L'historien parle en fait du Ballet des Polonois auquel
divers
poètes ont prêté leur plume (mais pas Aubigné [1]),
et que
Dorat a publié
[2], et
où il n'est pas
question de
Circé. Il
précise que les vers, mauvais selon lui, sont de Jamyn.
Circé est au centre du Ballet comique de
la reyne de
Beaujoyeux, qui met en scène la magicienne. Il a été donné bien plus
tard, le 7
octobre 1581 à Paris pour le mariage d'Henri de Joyeuse avec Louise de
Vaudémont. Beaujoyeux dit qu'il a demandé à « La Chesnaye Aumosnier du
Roy » de
composer les poésies, et ne parle nulle part d'Aubigné.
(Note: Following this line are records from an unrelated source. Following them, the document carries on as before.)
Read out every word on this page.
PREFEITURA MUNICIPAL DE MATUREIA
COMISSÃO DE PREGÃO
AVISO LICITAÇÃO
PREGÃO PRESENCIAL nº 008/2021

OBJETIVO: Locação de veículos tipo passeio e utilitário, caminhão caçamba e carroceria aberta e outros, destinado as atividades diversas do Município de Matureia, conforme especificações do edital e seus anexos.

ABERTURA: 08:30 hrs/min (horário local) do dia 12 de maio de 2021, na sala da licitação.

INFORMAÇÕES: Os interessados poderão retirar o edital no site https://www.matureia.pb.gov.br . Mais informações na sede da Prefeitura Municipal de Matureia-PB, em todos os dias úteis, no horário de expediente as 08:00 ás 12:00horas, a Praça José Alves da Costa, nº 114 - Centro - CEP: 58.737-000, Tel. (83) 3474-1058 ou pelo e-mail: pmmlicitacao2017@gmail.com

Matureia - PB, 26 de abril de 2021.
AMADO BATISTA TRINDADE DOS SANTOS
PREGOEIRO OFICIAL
Le ballet est à
la
gloire d'Henri III. Son pacifisme, les compliments adressés au
monarque
(le règne malfaisant de Circé cesse grâce aux Valois), les emblèmes,
l'attente
d'un dauphin héritier du royaume, le silence absolu sur Navarre, tout
cela est
incompatible avec Aubigné.
Il est donc impossible de lui attribuer le Ballet comique.
L'oeuvre, qui
n'a rien de caractéristique du point de vue du style, est à l'opposé de
ses
idées comme de la politique d'Henri de Navarre dans les années 1580.
Aubigné a
peut-être pensé à un ballet de Circé à un moment ou à un autre, mais
rien de
plus.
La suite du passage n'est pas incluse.